IT分野で活躍している旧友のマメな努力で、同級生メーリングリストはかなりの補足率を保っている。この幹事長的な旧友はIT分野の草分けのような仕事をしているため、同級生たちの活躍をいろいろな形で記録して仲間内に伝達してくれる。おかげで意外な旧友の意外な近況を知ることもある。

先日も別な同級生の講演会情報を知ることができたし、ここに書いたWOWOWのドキュメンタリー番組も本来なら見られないはずだったのだが、彼のおかげで視聴できた。
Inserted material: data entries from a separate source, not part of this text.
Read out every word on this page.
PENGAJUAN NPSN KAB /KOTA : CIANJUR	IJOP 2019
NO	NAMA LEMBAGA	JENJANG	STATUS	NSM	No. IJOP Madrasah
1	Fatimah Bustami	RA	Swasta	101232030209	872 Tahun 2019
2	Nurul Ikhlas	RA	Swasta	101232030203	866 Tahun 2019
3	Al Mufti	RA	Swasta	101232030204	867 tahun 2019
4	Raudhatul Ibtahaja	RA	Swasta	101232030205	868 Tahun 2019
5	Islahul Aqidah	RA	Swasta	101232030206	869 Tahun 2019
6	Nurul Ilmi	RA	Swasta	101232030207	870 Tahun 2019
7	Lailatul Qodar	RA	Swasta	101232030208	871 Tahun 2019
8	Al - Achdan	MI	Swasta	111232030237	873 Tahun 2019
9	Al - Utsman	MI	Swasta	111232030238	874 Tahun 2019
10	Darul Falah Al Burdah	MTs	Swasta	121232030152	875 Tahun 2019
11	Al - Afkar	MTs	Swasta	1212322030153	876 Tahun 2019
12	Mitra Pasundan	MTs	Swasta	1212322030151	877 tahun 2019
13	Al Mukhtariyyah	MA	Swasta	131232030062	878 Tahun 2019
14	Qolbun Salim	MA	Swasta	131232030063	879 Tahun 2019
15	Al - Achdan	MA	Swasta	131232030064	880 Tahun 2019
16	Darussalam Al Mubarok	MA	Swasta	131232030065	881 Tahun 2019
そういう意味で一番エラいのは著作権法の抜け道に精通して?各種の情報を整理してくれる幹事長役の彼かもしれない。実に有り難い。

さてさて長くなってきたので、まとめに入ろう。

石川啄木の短歌に味わい深い作品がある。


友がみな 我よりえらく見ゆる日よ 
花を買い来て妻としたしむ


コンプレックスがウリ?の啄木の詩である。旧友が偉くなって置いてけぼり気分でイジケていると解釈されることが多い。

一方で、単なるイジケ気分だけではなく、友達の活躍に刺激を受けて自分も頑張るぞ、という意味合いが正しいとする解釈もある。

もちろん、後者の意味で捉えたいと思う。

私の場合、花を買って帰っても、したしむ相手がいないことが問題ではある

まあ、その辺も含めて頑張らなければ。